California Mass Murderer Juan Corona Dies at 85
‘Machete murderer’ was deportee of Mexico, his victims all Americans
By Lloyd Billingsley, March 5, 2019 7:50 pm
“California State Prison-Corcoran inmate Juan Vallejo Corona, 85, died of natural causes at 8:15 a.m. on Monday, March 4,” the California Department of Corrections reports. Readers learned that Corona was “serving 25 concurrent life sentences for 25 counts of first-degree murder,” but the CDC report, like many news stories, was short on detail.
Corona was born in the Mexican state of Jalisco in 1934 and in 1950 illegally crossed the border into the United States. He picked carrots and melons in Imperial Valley, then moved north to the Yuba City area, near Sacramento. Deported in 1956, Corona returned to the United States and by 1960 the Mexican national became a labor contractor for local American farmers.

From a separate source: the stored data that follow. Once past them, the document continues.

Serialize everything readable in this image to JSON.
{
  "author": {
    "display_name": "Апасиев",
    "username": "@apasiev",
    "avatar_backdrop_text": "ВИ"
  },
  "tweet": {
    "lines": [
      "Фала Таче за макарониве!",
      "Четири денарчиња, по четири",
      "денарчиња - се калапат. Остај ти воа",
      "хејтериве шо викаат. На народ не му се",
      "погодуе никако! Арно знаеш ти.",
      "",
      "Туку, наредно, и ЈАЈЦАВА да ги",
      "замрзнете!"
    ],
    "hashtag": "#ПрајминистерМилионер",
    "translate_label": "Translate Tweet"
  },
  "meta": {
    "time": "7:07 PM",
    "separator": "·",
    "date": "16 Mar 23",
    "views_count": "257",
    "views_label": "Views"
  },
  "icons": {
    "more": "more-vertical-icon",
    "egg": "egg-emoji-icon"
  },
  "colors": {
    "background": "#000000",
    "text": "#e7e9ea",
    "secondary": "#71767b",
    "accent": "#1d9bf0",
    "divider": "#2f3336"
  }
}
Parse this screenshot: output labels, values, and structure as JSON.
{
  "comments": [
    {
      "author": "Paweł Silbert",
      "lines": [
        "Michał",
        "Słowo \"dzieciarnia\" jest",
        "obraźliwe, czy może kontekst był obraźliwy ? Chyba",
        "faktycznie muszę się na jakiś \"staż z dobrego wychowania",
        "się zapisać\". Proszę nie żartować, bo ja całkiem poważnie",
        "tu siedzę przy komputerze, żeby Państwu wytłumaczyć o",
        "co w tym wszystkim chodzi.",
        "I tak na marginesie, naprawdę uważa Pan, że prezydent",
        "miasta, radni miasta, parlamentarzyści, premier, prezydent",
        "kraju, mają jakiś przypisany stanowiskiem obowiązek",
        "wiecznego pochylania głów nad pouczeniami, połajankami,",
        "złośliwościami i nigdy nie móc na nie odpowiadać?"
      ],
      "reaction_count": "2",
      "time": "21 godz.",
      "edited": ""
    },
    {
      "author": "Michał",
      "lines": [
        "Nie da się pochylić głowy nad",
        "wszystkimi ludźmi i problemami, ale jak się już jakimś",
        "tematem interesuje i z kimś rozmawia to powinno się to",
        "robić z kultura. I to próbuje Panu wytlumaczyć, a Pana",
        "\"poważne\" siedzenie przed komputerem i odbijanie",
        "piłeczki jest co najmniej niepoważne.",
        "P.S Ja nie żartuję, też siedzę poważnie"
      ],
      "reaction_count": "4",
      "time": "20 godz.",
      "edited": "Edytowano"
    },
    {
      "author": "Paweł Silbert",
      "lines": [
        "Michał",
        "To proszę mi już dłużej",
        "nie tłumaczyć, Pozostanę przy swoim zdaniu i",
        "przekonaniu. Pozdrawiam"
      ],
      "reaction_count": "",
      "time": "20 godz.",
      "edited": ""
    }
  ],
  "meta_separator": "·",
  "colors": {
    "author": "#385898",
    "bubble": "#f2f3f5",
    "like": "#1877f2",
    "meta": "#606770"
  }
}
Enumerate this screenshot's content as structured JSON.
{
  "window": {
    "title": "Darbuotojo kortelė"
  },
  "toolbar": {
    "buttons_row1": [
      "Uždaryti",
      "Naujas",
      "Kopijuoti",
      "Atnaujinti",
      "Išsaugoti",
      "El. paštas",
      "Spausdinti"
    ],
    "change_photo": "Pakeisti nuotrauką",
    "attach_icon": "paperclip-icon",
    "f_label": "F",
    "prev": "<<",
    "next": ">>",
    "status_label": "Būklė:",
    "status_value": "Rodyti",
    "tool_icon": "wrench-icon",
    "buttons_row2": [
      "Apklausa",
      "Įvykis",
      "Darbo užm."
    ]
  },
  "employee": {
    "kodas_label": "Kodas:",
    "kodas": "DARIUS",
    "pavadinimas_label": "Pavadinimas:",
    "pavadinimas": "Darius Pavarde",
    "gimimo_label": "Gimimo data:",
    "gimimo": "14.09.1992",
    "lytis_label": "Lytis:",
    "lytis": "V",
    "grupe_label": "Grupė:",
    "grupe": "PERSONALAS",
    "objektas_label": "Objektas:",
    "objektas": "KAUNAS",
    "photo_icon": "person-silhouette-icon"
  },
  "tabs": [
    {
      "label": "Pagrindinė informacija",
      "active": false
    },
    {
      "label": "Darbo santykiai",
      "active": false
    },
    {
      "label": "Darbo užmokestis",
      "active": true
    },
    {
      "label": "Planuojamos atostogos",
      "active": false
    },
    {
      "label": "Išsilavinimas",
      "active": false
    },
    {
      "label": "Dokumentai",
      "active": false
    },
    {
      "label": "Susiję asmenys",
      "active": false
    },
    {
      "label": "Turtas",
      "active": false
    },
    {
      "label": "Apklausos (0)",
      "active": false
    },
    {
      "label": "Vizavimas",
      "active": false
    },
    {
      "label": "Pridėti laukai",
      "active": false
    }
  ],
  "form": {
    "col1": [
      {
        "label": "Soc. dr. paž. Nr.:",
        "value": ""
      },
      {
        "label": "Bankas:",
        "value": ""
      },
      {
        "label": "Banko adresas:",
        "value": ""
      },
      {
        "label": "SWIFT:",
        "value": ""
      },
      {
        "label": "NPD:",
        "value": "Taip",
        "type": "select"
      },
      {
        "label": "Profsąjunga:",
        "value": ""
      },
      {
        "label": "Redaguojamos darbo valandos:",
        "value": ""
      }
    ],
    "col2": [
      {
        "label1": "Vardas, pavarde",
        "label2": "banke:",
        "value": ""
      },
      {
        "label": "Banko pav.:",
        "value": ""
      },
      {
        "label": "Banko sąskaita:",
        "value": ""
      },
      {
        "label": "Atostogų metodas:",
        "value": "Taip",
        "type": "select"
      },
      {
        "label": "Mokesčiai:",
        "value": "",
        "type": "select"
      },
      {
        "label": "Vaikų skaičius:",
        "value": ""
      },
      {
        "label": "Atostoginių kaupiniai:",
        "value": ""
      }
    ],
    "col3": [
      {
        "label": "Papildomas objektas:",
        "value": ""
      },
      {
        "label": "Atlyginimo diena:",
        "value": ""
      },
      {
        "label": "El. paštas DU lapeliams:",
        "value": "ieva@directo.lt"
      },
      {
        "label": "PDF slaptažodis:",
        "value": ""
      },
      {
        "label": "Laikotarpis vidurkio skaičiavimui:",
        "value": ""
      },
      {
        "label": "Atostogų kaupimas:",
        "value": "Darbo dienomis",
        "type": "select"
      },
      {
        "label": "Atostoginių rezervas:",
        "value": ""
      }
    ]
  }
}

On May 19, 1971, farmer Goro Kagehiro noticed that someone dug a man-sized space in his peach orchard and filled in the hole. This turned out to be the grave of Kenneth Whiteacre, whom somebody had sodomized and stabbed before chopping apart his head with a machete. Like Whiteacre, Corona’s victims were all farm workers.
The victims ranged in age from 40-68 and not a single one was Mexican. Police found the mutilated bodies of Charles Fleming, Melford Sample, Donald Smith, John J. Haluka, Warren Kelley, Sigurd Beierman, William Emery Kamp, Clarence Hocking, James W. Howard, Jonah R. Smallwood, Elbert T. Riley, Paul B. Allen, Edward Martin Cupp, Albert Hayes, Raymond Muchache, John H. Jackson, Lloyd Wallace Wenzel, Mark Beverly Shields, Sam Bonafide and Joseph Maczak. Four others were not identified.
With the body of Melford Sample and other victims, police found receipts made out to Juan Corona. At Corona’s home they found a meat cleaver, machete, double-bladed ax and wooden club, all stained with blood. Police also found a gun and a ledger book containing the names of seven victims.
In 1973, a jury found Corona guilty of murder and sentenced him to 25 consecutive life terms. In 1978, a state appeal court overturned the conviction, charging that his lawyers failed to counter the 119 witnesses for the prosecution. Corona’s second trial in 1982 took seven months and cost taxpayers $5 million. Closing arguments took 12 days and after two weeks of deliberation the jury found Corona guilty on all charges. The court duly restored the 25 life sentences.
Corona’s murder spree was the worst in U.S. history before John Wayne Gacy, convicted in 1980 of killing 33 young men and boys in Chicago. Illinois executed Gacy in 1994 but Juan Corona took 25 American lives, possibly more, and got to keep his own life. Corona was denied parole eight times and outlived fellow Corcoran inmate Charles Manson, who died in November, 2017, at the age of 83.
Corona’s victims included two African Americans and a Native American, but the murders were never considered a hate crime. Corona originally entered the country illegally, but politicians never cited his murder spree as a warning of the dangers of illegal immigration.
According to California’s Legislative Analyst, it costs $81,203 to house a prison inmate for one year. A full 22 percent of inmates in the federal prisons population entered the country illegally, and according to the Federal Bureau of Prisons, 12.1 percent of inmates are from Mexico, more than any other group.
An internet search for the amount Mexico contributes to the incarceration costs of their citizens turns up nothing, so a ballpark figure is zero. On the other hand, Mexicans abroad sent $33.7 billion back to Mexico in 2018 alone, an increase of 21 percent from the previous year.